Les deux amoureux qui s’étaient rencontrés sous de bons hospices avaient désormais été anéantis. C’en était fini de Dhak et sa bien-aimée Gharra, et la lignée royale d’Aedria fut brisée en même temps.

On raconte qu’il fallut à Dhak toute la force du monde pour ne pas se retourner vers la suite aux complaintes continues, alors même qu’il portait la main à l’endroit de son cou que la dague avait tranché.

Par la suite, Dhak démissionna de son poste de prince consort à Dunedoran et rentra directement dans ses terres du Nord. Puis il céda son titre de vassal, qu’il mit en jeu à des volontaires prêts à en découdre, désormais impatients de faire leurs preuves en son nom.

Devant un tel bouleversement, le roi vieillissant divisa Aedria en deux territoires, le Nord, pour ceux qui s’étaient autoproclamés Dhakaris et le Sud, qu’il renomma Aegeria, pour lui-même.
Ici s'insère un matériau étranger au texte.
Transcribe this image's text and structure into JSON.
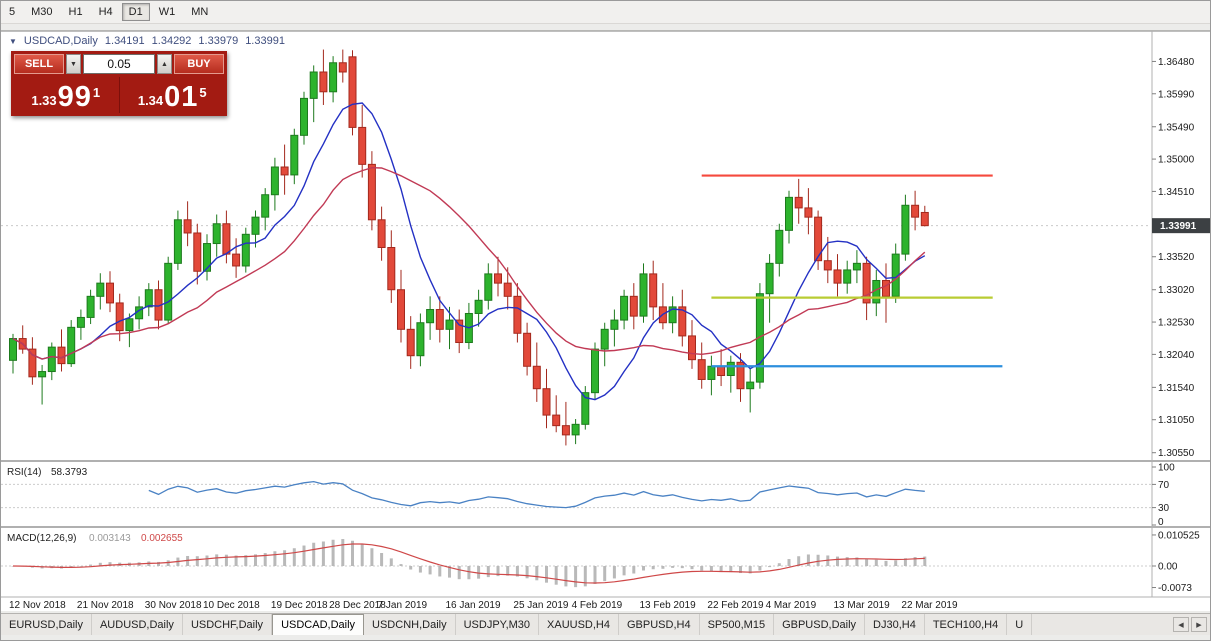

A la mort de Gharra, son corps fut plaçé dans un cercueil façonné à l’effigie du passeur de la mort que le roi et ses hommes les plus proches escortèrent sur le champ par la mer le plus loin possible de Dunedoran. Une fois à terre plusieurs jours plus tard, ils enfouirent le cercueil suffisamment profond dans la terre et en condamnèrent l’accès, ensevelissant ainsi pour toujours les secrets, les souvenirs et les larmes dans l’oubli de la nuit éternelle.
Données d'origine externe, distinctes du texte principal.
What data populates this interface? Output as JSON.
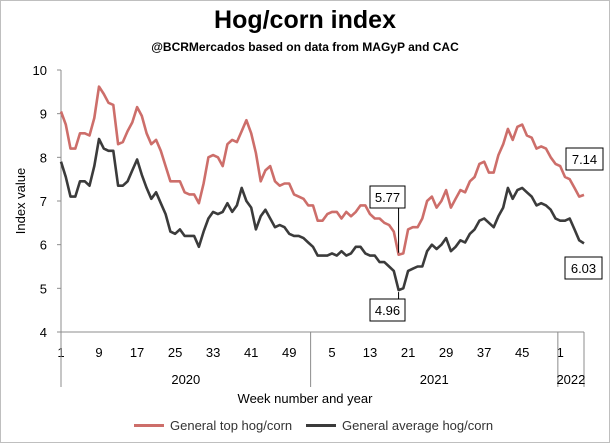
{
  "chart_data": {
    "type": "line",
    "title": "Hog/corn index",
    "subtitle": "@BCRMercados based on data from MAGyP and CAC",
    "ylabel": "Index value",
    "xlabel": "Week number and year",
    "ylim": [
      4,
      10
    ],
    "yticks": [
      "4",
      "5",
      "6",
      "7",
      "8",
      "9",
      "10"
    ],
    "xtick_labels": [
      {
        "i": 0,
        "label": "1"
      },
      {
        "i": 8,
        "label": "9"
      },
      {
        "i": 16,
        "label": "17"
      },
      {
        "i": 24,
        "label": "25"
      },
      {
        "i": 32,
        "label": "33"
      },
      {
        "i": 40,
        "label": "41"
      },
      {
        "i": 48,
        "label": "49"
      },
      {
        "i": 57,
        "label": "5"
      },
      {
        "i": 65,
        "label": "13"
      },
      {
        "i": 73,
        "label": "21"
      },
      {
        "i": 81,
        "label": "29"
      },
      {
        "i": 89,
        "label": "37"
      },
      {
        "i": 97,
        "label": "45"
      },
      {
        "i": 105,
        "label": "1"
      }
    ],
    "year_groups": [
      {
        "label": "2020",
        "start": 0,
        "end": 52
      },
      {
        "label": "2021",
        "start": 53,
        "end": 104
      },
      {
        "label": "2022",
        "start": 105,
        "end": 109
      }
    ],
    "series": [
      {
        "name": "General top hog/corn",
        "color": "#cd6e6a",
        "values": [
          9.05,
          8.75,
          8.2,
          8.2,
          8.55,
          8.55,
          8.5,
          8.9,
          9.62,
          9.45,
          9.25,
          9.2,
          8.3,
          8.35,
          8.6,
          8.8,
          9.15,
          8.95,
          8.55,
          8.3,
          8.4,
          8.15,
          7.8,
          7.45,
          7.45,
          7.45,
          7.2,
          7.15,
          7.15,
          6.95,
          7.4,
          8.0,
          8.05,
          8.0,
          7.8,
          8.3,
          8.4,
          8.35,
          8.6,
          8.85,
          8.55,
          8.1,
          7.45,
          7.7,
          7.8,
          7.45,
          7.35,
          7.4,
          7.4,
          7.15,
          7.1,
          7.05,
          6.9,
          6.9,
          6.55,
          6.55,
          6.7,
          6.75,
          6.75,
          6.6,
          6.75,
          6.65,
          6.75,
          6.9,
          6.9,
          6.7,
          6.6,
          6.6,
          6.5,
          6.45,
          6.3,
          5.77,
          5.8,
          6.35,
          6.4,
          6.4,
          6.6,
          7.0,
          7.1,
          6.85,
          7.0,
          7.25,
          6.85,
          7.05,
          7.25,
          7.2,
          7.45,
          7.55,
          7.85,
          7.9,
          7.65,
          7.65,
          8.05,
          8.3,
          8.65,
          8.4,
          8.7,
          8.75,
          8.5,
          8.45,
          8.2,
          8.25,
          8.2,
          8.0,
          7.85,
          7.8,
          7.55,
          7.5,
          7.3,
          7.1,
          7.14
        ]
      },
      {
        "name": "General average hog/corn",
        "color": "#3b3b3b",
        "values": [
          7.9,
          7.55,
          7.1,
          7.1,
          7.45,
          7.45,
          7.35,
          7.8,
          8.42,
          8.2,
          8.15,
          8.15,
          7.35,
          7.35,
          7.45,
          7.7,
          7.95,
          7.6,
          7.3,
          7.05,
          7.2,
          6.95,
          6.7,
          6.3,
          6.25,
          6.35,
          6.2,
          6.2,
          6.2,
          5.95,
          6.3,
          6.6,
          6.75,
          6.7,
          6.75,
          6.95,
          6.75,
          6.9,
          7.3,
          7.0,
          6.85,
          6.35,
          6.65,
          6.8,
          6.6,
          6.4,
          6.45,
          6.4,
          6.25,
          6.2,
          6.2,
          6.15,
          6.05,
          5.95,
          5.75,
          5.75,
          5.75,
          5.8,
          5.75,
          5.85,
          5.75,
          5.8,
          5.95,
          5.95,
          5.8,
          5.75,
          5.75,
          5.6,
          5.6,
          5.5,
          5.4,
          4.96,
          5.0,
          5.4,
          5.45,
          5.5,
          5.5,
          5.85,
          6.0,
          5.9,
          6.0,
          6.15,
          5.85,
          5.95,
          6.1,
          6.05,
          6.25,
          6.35,
          6.55,
          6.6,
          6.5,
          6.4,
          6.65,
          6.85,
          7.3,
          7.05,
          7.25,
          7.3,
          7.2,
          7.1,
          6.9,
          6.95,
          6.9,
          6.8,
          6.6,
          6.55,
          6.55,
          6.6,
          6.35,
          6.1,
          6.03
        ]
      }
    ],
    "annotations": [
      {
        "text": "5.77",
        "series": 0,
        "i": 71
      },
      {
        "text": "4.96",
        "series": 1,
        "i": 71
      },
      {
        "text": "7.14",
        "series": 0,
        "i": 110
      },
      {
        "text": "6.03",
        "series": 1,
        "i": 110
      }
    ],
    "grid": false,
    "legend_position": "bottom"
  }
}
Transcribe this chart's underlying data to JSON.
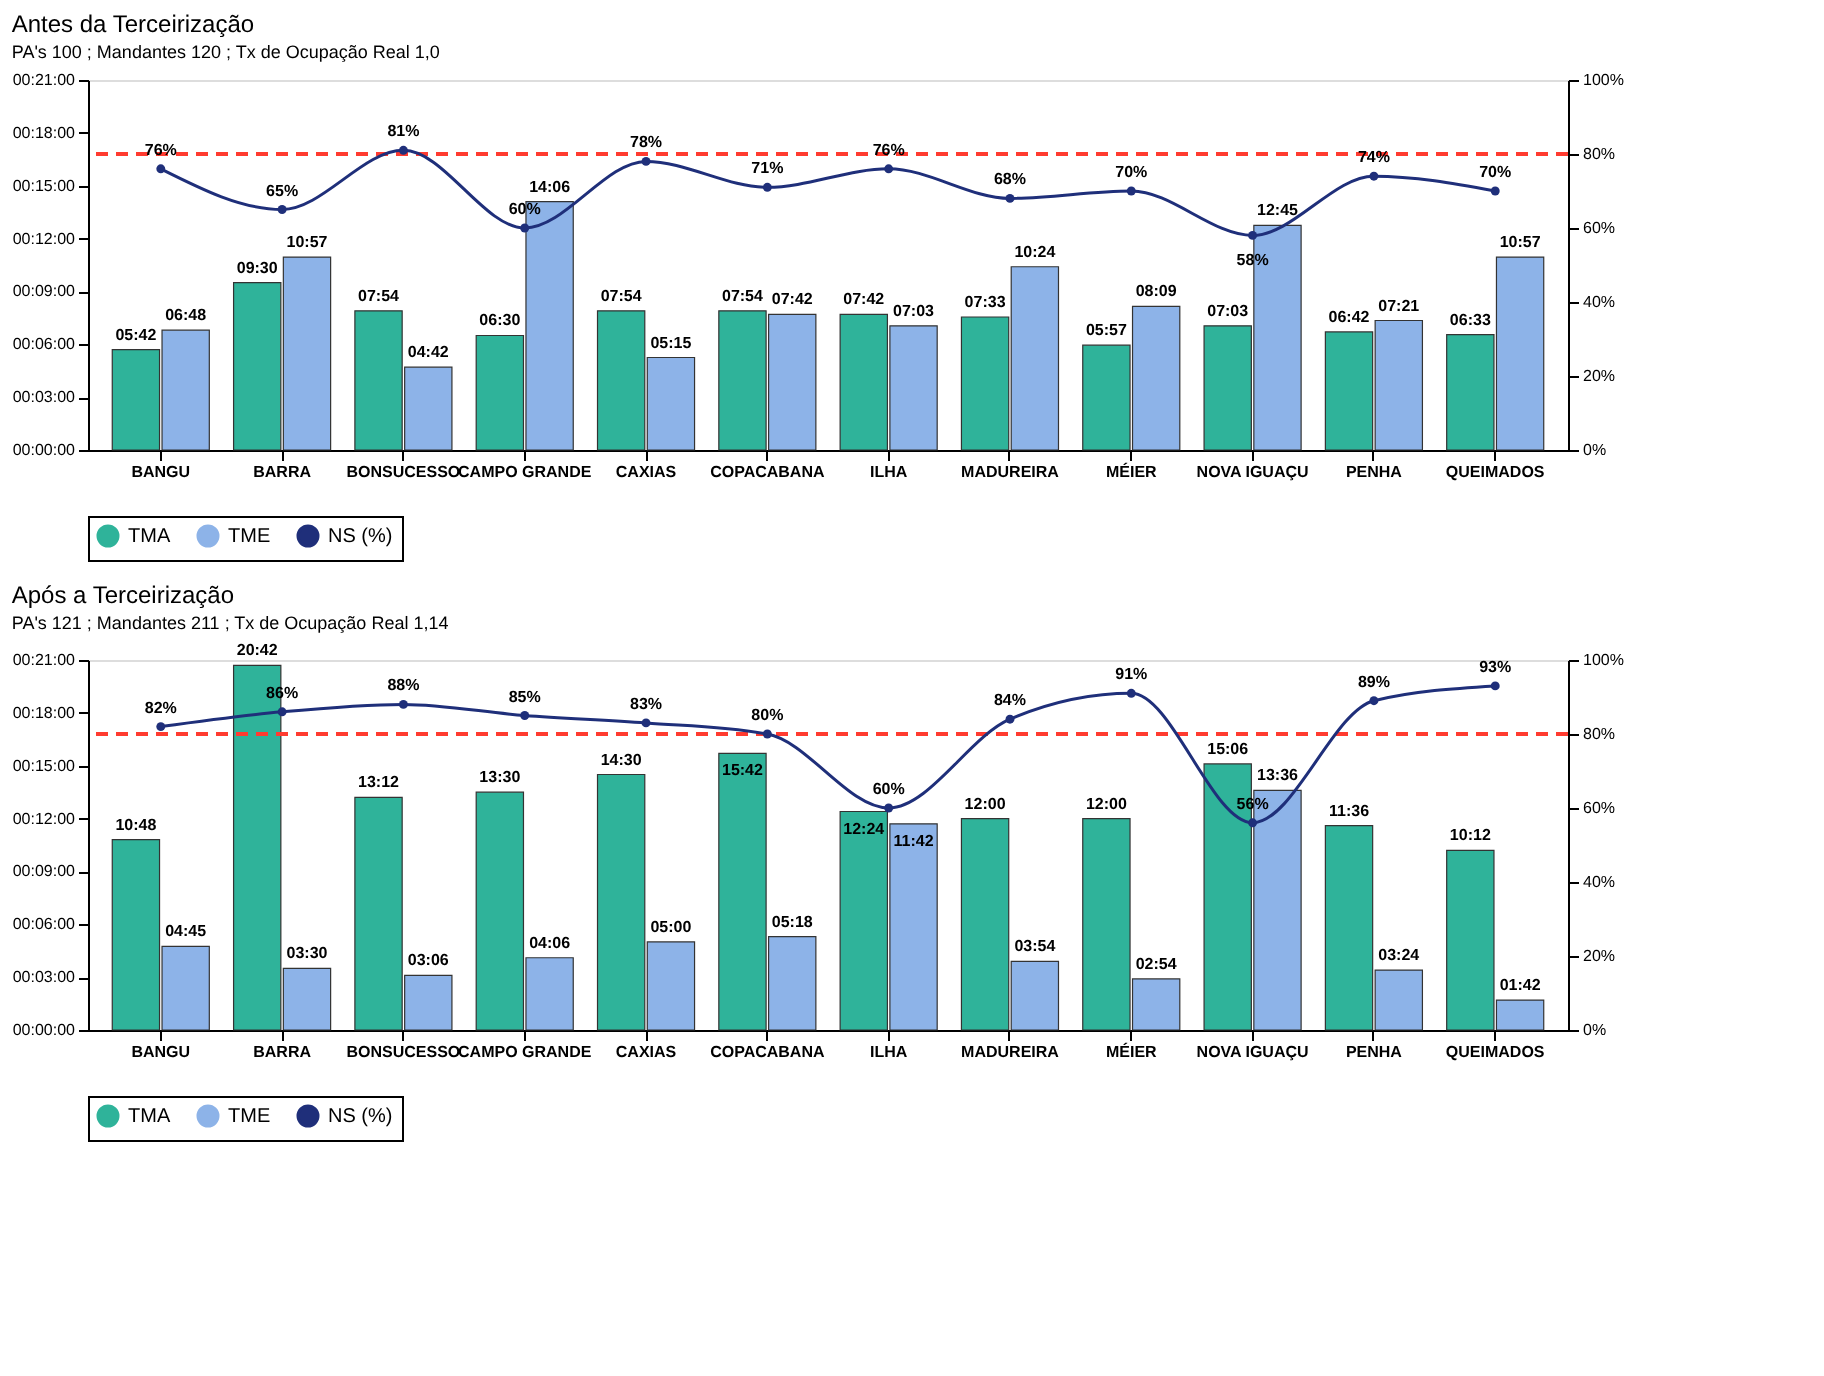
{
  "chart_data": [
    {
      "type": "bar",
      "title": "Antes da Terceirização",
      "subtitle": "PA's 100 ; Mandantes 120 ; Tx de Ocupação Real 1,0",
      "categories": [
        "BANGU",
        "BARRA",
        "BONSUCESSO",
        "CAMPO GRANDE",
        "CAXIAS",
        "COPACABANA",
        "ILHA",
        "MADUREIRA",
        "MÉIER",
        "NOVA IGUAÇU",
        "PENHA",
        "QUEIMADOS"
      ],
      "series": [
        {
          "name": "TMA",
          "color": "#2fb39a",
          "values": [
            5.7,
            9.5,
            7.9,
            6.5,
            7.9,
            7.9,
            7.7,
            7.55,
            5.95,
            7.05,
            6.7,
            6.55
          ],
          "value_labels": [
            "05:42",
            "09:30",
            "07:54",
            "06:30",
            "07:54",
            "07:54",
            "07:42",
            "07:33",
            "05:57",
            "07:03",
            "06:42",
            "06:33"
          ]
        },
        {
          "name": "TME",
          "color": "#8db3e8",
          "values": [
            6.8,
            10.95,
            4.7,
            14.1,
            5.25,
            7.7,
            7.05,
            10.4,
            8.15,
            12.75,
            7.35,
            10.95
          ],
          "value_labels": [
            "06:48",
            "10:57",
            "04:42",
            "14:06",
            "05:15",
            "07:42",
            "07:03",
            "10:24",
            "08:09",
            "12:45",
            "07:21",
            "10:57"
          ]
        },
        {
          "name": "NS (%)",
          "type": "line",
          "axis": "y2",
          "color": "#1f2f7a",
          "marker": "circle",
          "values": [
            76,
            65,
            81,
            60,
            78,
            71,
            76,
            68,
            70,
            58,
            74,
            70
          ],
          "value_labels": [
            "76%",
            "65%",
            "81%",
            "60%",
            "78%",
            "71%",
            "76%",
            "68%",
            "70%",
            "58%",
            "74%",
            "70%"
          ]
        }
      ],
      "ylim": [
        0,
        21
      ],
      "yticks": [
        {
          "value": 0,
          "label": "00:00:00"
        },
        {
          "value": 3,
          "label": "00:03:00"
        },
        {
          "value": 6,
          "label": "00:06:00"
        },
        {
          "value": 9,
          "label": "00:09:00"
        },
        {
          "value": 12,
          "label": "00:12:00"
        },
        {
          "value": 15,
          "label": "00:15:00"
        },
        {
          "value": 18,
          "label": "00:18:00"
        },
        {
          "value": 21,
          "label": "00:21:00"
        }
      ],
      "y2lim": [
        0,
        100
      ],
      "y2ticks": [
        {
          "value": 0,
          "label": "0%"
        },
        {
          "value": 20,
          "label": "20%"
        },
        {
          "value": 40,
          "label": "40%"
        },
        {
          "value": 60,
          "label": "60%"
        },
        {
          "value": 80,
          "label": "80%"
        },
        {
          "value": 100,
          "label": "100%"
        }
      ],
      "ref_lines": [
        {
          "axis": "y2",
          "value": 80,
          "label": null,
          "color": "#ff3b30",
          "line_style": "dashed"
        }
      ],
      "grid": false,
      "legend": "bottom"
    },
    {
      "type": "bar",
      "title": "Após a Terceirização",
      "subtitle": "PA's 121 ; Mandantes 211 ; Tx de Ocupação Real 1,14",
      "categories": [
        "BANGU",
        "BARRA",
        "BONSUCESSO",
        "CAMPO GRANDE",
        "CAXIAS",
        "COPACABANA",
        "ILHA",
        "MADUREIRA",
        "MÉIER",
        "NOVA IGUAÇU",
        "PENHA",
        "QUEIMADOS"
      ],
      "series": [
        {
          "name": "TMA",
          "color": "#2fb39a",
          "values": [
            10.8,
            20.7,
            13.2,
            13.5,
            14.5,
            15.7,
            12.4,
            12.0,
            12.0,
            15.1,
            11.6,
            10.2
          ],
          "value_labels": [
            "10:48",
            "20:42",
            "13:12",
            "13:30",
            "14:30",
            "15:42",
            "12:24",
            "12:00",
            "12:00",
            "15:06",
            "11:36",
            "10:12"
          ]
        },
        {
          "name": "TME",
          "color": "#8db3e8",
          "values": [
            4.75,
            3.5,
            3.1,
            4.1,
            5.0,
            5.3,
            11.7,
            3.9,
            2.9,
            13.6,
            3.4,
            1.7
          ],
          "value_labels": [
            "04:45",
            "03:30",
            "03:06",
            "04:06",
            "05:00",
            "05:18",
            "11:42",
            "03:54",
            "02:54",
            "13:36",
            "03:24",
            "01:42"
          ]
        },
        {
          "name": "NS (%)",
          "type": "line",
          "axis": "y2",
          "color": "#1f2f7a",
          "marker": "circle",
          "values": [
            82,
            86,
            88,
            85,
            83,
            80,
            60,
            84,
            91,
            56,
            89,
            93
          ],
          "value_labels": [
            "82%",
            "86%",
            "88%",
            "85%",
            "83%",
            "80%",
            "60%",
            "84%",
            "91%",
            "56%",
            "89%",
            "93%"
          ]
        }
      ],
      "ylim": [
        0,
        21
      ],
      "yticks": [
        {
          "value": 0,
          "label": "00:00:00"
        },
        {
          "value": 3,
          "label": "00:03:00"
        },
        {
          "value": 6,
          "label": "00:06:00"
        },
        {
          "value": 9,
          "label": "00:09:00"
        },
        {
          "value": 12,
          "label": "00:12:00"
        },
        {
          "value": 15,
          "label": "00:15:00"
        },
        {
          "value": 18,
          "label": "00:18:00"
        },
        {
          "value": 21,
          "label": "00:21:00"
        }
      ],
      "y2lim": [
        0,
        100
      ],
      "y2ticks": [
        {
          "value": 0,
          "label": "0%"
        },
        {
          "value": 20,
          "label": "20%"
        },
        {
          "value": 40,
          "label": "40%"
        },
        {
          "value": 60,
          "label": "60%"
        },
        {
          "value": 80,
          "label": "80%"
        },
        {
          "value": 100,
          "label": "100%"
        }
      ],
      "ref_lines": [
        {
          "axis": "y2",
          "value": 80,
          "label": null,
          "color": "#ff3b30",
          "line_style": "dashed"
        }
      ],
      "grid": false,
      "legend": "bottom"
    }
  ]
}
On raconte aujourd’hui encore au Nord que Dhak, pour faire pénitence du sort qu’il avait fait subir à son épouse décédée, s’exila dans les Terres Sombres et qu’il n’en était jamais revenu. Il est dit que sa disparition est un secret lourdement gardé par les grands lynx de givre qui en sont les seuls détenteurs et qu’eux seuls peuvent révéler.